Jesus Christ is the foundation of our Faith, and the ground on which that faith stands is the Hebrew truth of the One True God. When Jesus was asked which commandment was the greatest, he began by quoting the Shema of Deuteronomy 6:4: “Hear O Israel, the LORD our God is one Lord.” (Mark 12:29 ; James 2:19. (The correct translation of James 2:19 is: “You believe that God is One…”)

“If the foundations be destroyed, what can the righteous do?” (Psalm 11:3) If Christianity as we know it is crumbling at the edges, we should inspect it to see whether it is still as soundly fixed to the truth on which it was founded, which is that God is the Father. (1 Corinthians 8:6) “Have we not all one father? Has not one God created us?” (Malachi 2:10) 

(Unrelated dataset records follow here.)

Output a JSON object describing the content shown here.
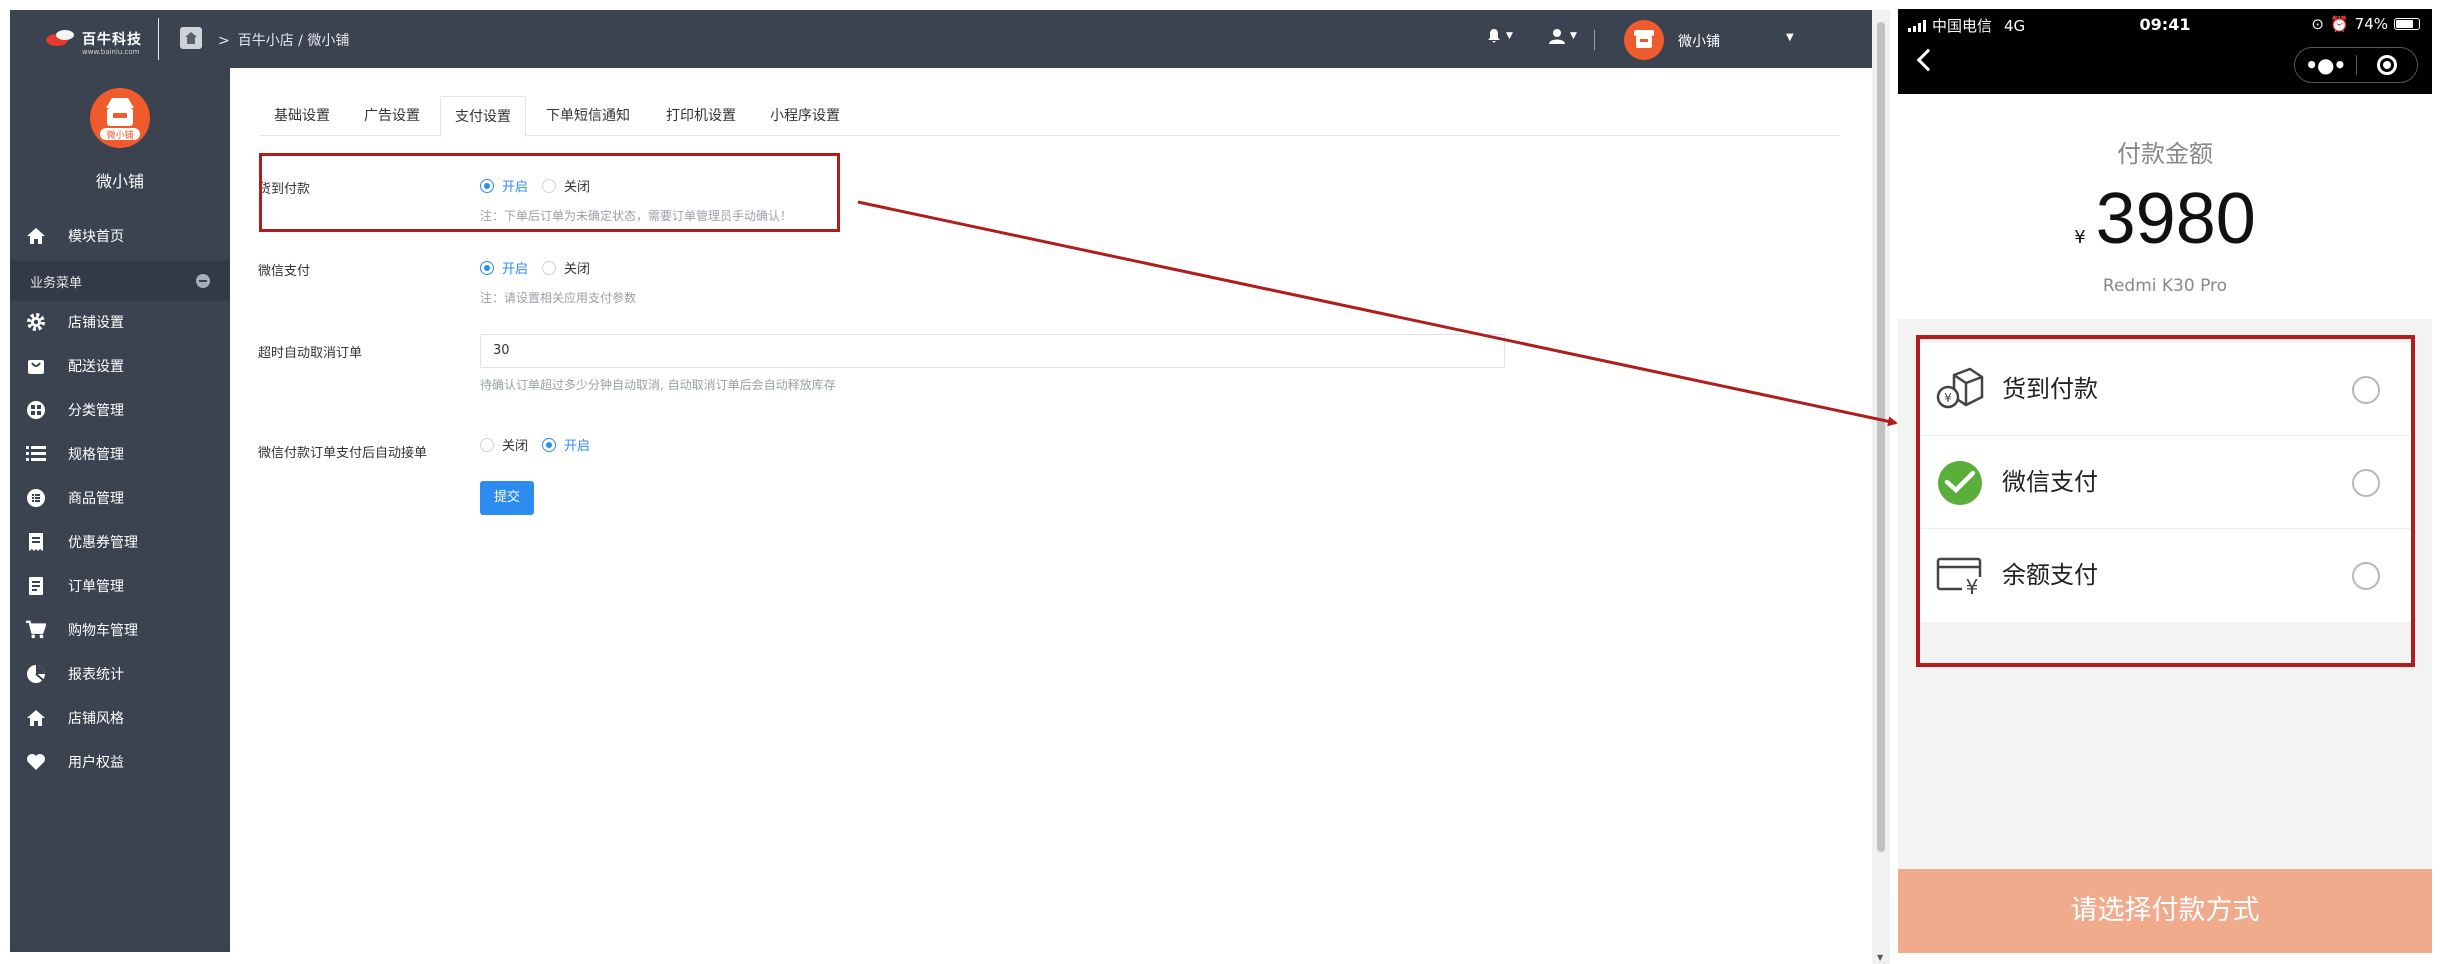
{
  "admin": {
    "brand": {
      "logo_text": "百牛科技",
      "logo_sub": "www.bainiu.com"
    },
    "breadcrumb": "百牛小店 / 微小铺",
    "top_user": {
      "name": "微小铺"
    },
    "sidebar": {
      "avatar_label": "微小铺",
      "shop_name": "微小铺",
      "top_item": "模块首页",
      "group_label": "业务菜单",
      "items": [
        {
          "label": "店铺设置",
          "icon": "gear-icon"
        },
        {
          "label": "配送设置",
          "icon": "bag-icon"
        },
        {
          "label": "分类管理",
          "icon": "grid-icon"
        },
        {
          "label": "规格管理",
          "icon": "list-icon"
        },
        {
          "label": "商品管理",
          "icon": "goods-icon"
        },
        {
          "label": "优惠券管理",
          "icon": "coupon-icon"
        },
        {
          "label": "订单管理",
          "icon": "order-icon"
        },
        {
          "label": "购物车管理",
          "icon": "cart-icon"
        },
        {
          "label": "报表统计",
          "icon": "pie-icon"
        },
        {
          "label": "店铺风格",
          "icon": "home-icon"
        },
        {
          "label": "用户权益",
          "icon": "heart-icon"
        }
      ]
    },
    "tabs": [
      "基础设置",
      "广告设置",
      "支付设置",
      "下单短信通知",
      "打印机设置",
      "小程序设置"
    ],
    "active_tab": "支付设置",
    "form": {
      "cod": {
        "label": "货到付款",
        "on": "开启",
        "off": "关闭",
        "note": "注：下单后订单为未确定状态，需要订单管理员手动确认！"
      },
      "wechat": {
        "label": "微信支付",
        "on": "开启",
        "off": "关闭",
        "note": "注：请设置相关应用支付参数"
      },
      "timeout": {
        "label": "超时自动取消订单",
        "value": "30",
        "note": "待确认订单超过多少分钟自动取消, 自动取消订单后会自动释放库存"
      },
      "auto_accept": {
        "label": "微信付款订单支付后自动接单",
        "off": "关闭",
        "on": "开启"
      },
      "submit": "提交"
    }
  },
  "phone": {
    "status": {
      "carrier": "中国电信",
      "network": "4G",
      "time": "09:41",
      "battery": "74%"
    },
    "pay_title": "付款金额",
    "currency": "¥",
    "amount": "3980",
    "product": "Redmi K30 Pro",
    "methods": [
      {
        "label": "货到付款",
        "icon": "cod-box-icon"
      },
      {
        "label": "微信支付",
        "icon": "wechat-pay-icon"
      },
      {
        "label": "余额支付",
        "icon": "balance-card-icon"
      }
    ],
    "bottom_button": "请选择付款方式"
  },
  "colors": {
    "sidebar_bg": "#3b4250",
    "accent_blue": "#2d8cf0",
    "highlight_red": "#b11d1d",
    "pay_button": "#f0ab8c",
    "brand_orange": "#ef5b2c"
  }
}
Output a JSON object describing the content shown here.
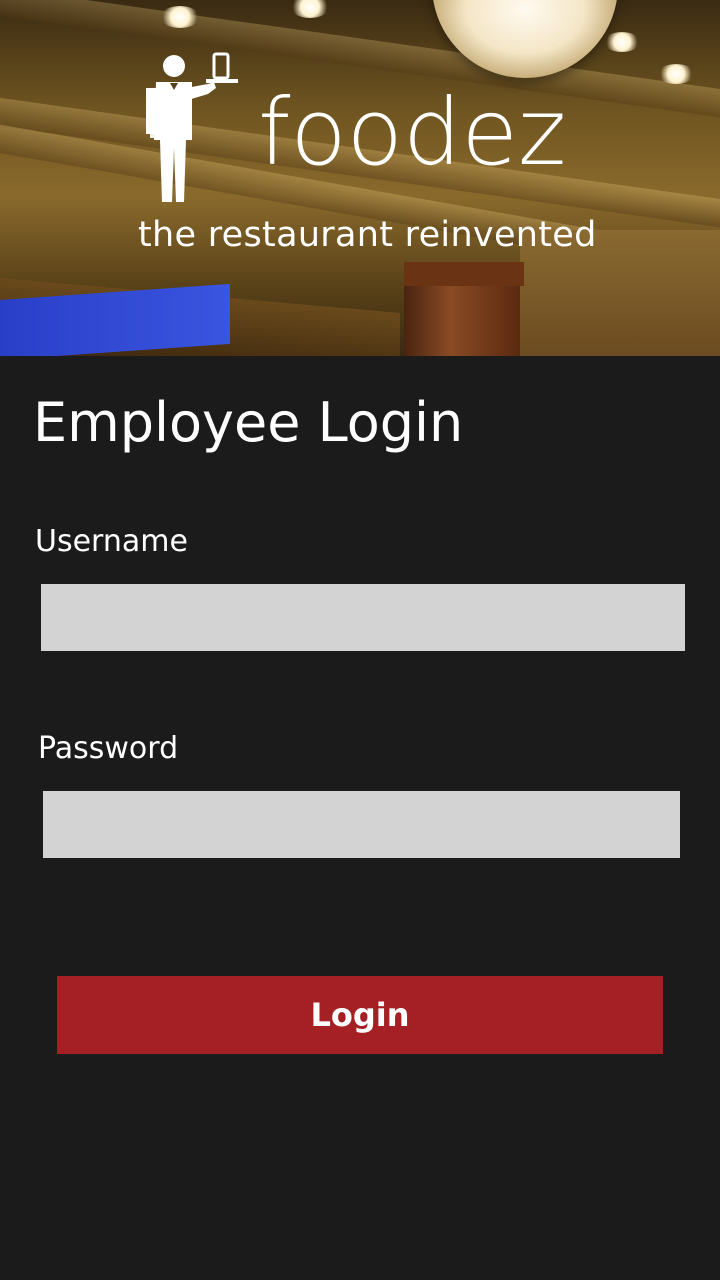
{
  "header": {
    "brand_name": "foodez",
    "tagline": "the restaurant reinvented",
    "logo_icon": "waiter-with-tray-icon",
    "background": "restaurant-ceiling-photo"
  },
  "login": {
    "title": "Employee Login",
    "username_label": "Username",
    "username_value": "",
    "password_label": "Password",
    "password_value": "",
    "submit_label": "Login"
  },
  "colors": {
    "page_background": "#1b1b1b",
    "input_background": "#d3d3d3",
    "button_background": "#a52024",
    "text": "#ffffff"
  }
}
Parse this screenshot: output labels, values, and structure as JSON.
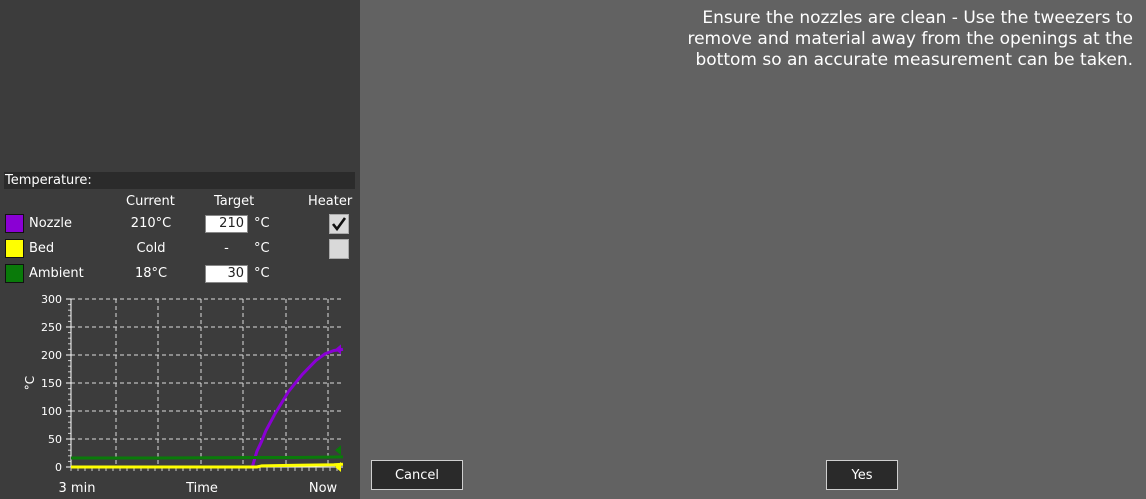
{
  "instruction": "Ensure the nozzles are clean - Use the tweezers to remove and material away from the openings at the bottom so an accurate measurement can be taken.",
  "temperature": {
    "header": "Temperature:",
    "columns": {
      "current": "Current",
      "target": "Target",
      "heater": "Heater"
    },
    "unit": "°C",
    "rows": [
      {
        "label": "Nozzle",
        "color": "#8a00d4",
        "current": "210°C",
        "target": "210",
        "heater_on": true
      },
      {
        "label": "Bed",
        "color": "#ffff00",
        "current": "Cold",
        "target": "-",
        "heater_on": false
      },
      {
        "label": "Ambient",
        "color": "#0a7a0a",
        "current": "18°C",
        "target": "30",
        "heater_on": null
      }
    ]
  },
  "chart_data": {
    "type": "line",
    "ylabel": "°C",
    "ylim": [
      0,
      300
    ],
    "yticks": [
      0,
      50,
      100,
      150,
      200,
      250,
      300
    ],
    "xlabels": [
      "3 min",
      "Time",
      "Now"
    ],
    "xlim": [
      0,
      60
    ],
    "series": [
      {
        "name": "Nozzle",
        "color": "#8a00d4",
        "x": [
          0,
          10,
          20,
          30,
          40,
          41,
          42,
          43,
          45,
          48,
          51,
          54,
          56,
          58,
          60
        ],
        "y": [
          0,
          0,
          0,
          0,
          0,
          28,
          45,
          65,
          95,
          135,
          165,
          190,
          202,
          208,
          210
        ]
      },
      {
        "name": "Bed",
        "color": "#ffff00",
        "x": [
          0,
          41,
          42,
          50,
          58,
          60
        ],
        "y": [
          0,
          0,
          2,
          3,
          4,
          5
        ]
      },
      {
        "name": "Ambient",
        "color": "#0a7a0a",
        "x": [
          0,
          20,
          40,
          50,
          60
        ],
        "y": [
          16,
          16,
          17,
          17,
          18
        ]
      }
    ],
    "target_markers": [
      {
        "series": "Nozzle",
        "value": 210,
        "color": "#8a00d4"
      },
      {
        "series": "Ambient",
        "value": 30,
        "color": "#0a7a0a"
      },
      {
        "series": "Bed",
        "value": 0,
        "color": "#ffff00"
      }
    ]
  },
  "buttons": {
    "cancel": "Cancel",
    "yes": "Yes"
  }
}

The final restoration before the return of Jesus Christ (referred to by Peter in Acts 3:21) may well be that the true God is the Father, and that Jesus is the Divine Son of God; that “God was manifested in the flesh”.  That “God was in Christ…”

Sadly, the knowledge that the One God is the Father is still unknown by many Christians. This despite the writings of pagan poets more than 2000 years ago that “in Him we live and move, and have our being” — words that match Paul’s “one God…and we in him” statement. (Acts 17:28) Were God’s chosen people ignorant of His identity and nature? Of course not! Jesus told the Samaritan woman, “We Jews know what we believe.” (John 4:22) 

If the Jews do not know God as intimately as they might, it is because they reject the truth that Jesus is His Son. This limits them to knowing Him only through the names that express his nature and attributes rather than through His Divine yet also human Son, who those names describe perfectly!

Jesus said, “No man can come to me unless the Father who has sent me draws him. So everyone who has heard, and has learned from the Father, comes to me.” (John 6:45) We have a relationship, not just a religion. If it is true that for 2,000 years the Jewish people on the whole have rejected Jesus as Messiah, it is also true that if the church had taught that Jesus was the Son of God by divine nature through the virgin birth and “the image of the invisible God” — who knows how many more Jews might have believed? 

Moses wanted the “crooked and perverse generation” of his time to know that the Most High was their Father (Deuteronomy 32:6); and the LORD had earlier in time spoken of Israel as “My son, my firstborn.” (Exodus 4:22, 23)

It was Jesus who first called God “Father” in the personal sense, and taught his disciples to pray, “Our Father in heaven…” (Luke 11:2) He also said, “I ascend to my Father, and your Father; and to my God, and your God.” (John 20:17) “The God of our Lord Jesus Christ [is] the Father of glory.” (Ephesians 1:17)

If the foundation remains immovable, then the building will be also. But if the ground of that foundation is one of tradition based on Greek philosophy, then the Church as an institution will fall. However, if the ground of the Christian faith is that the God of Jews and of Christians is one and the same, and that Jesus is the Son of God, the righteous will remain immovable, and the best days of the Church — days during which Christians confess that God is One and Jews confess that Jesus is His Son — will prove very exciting!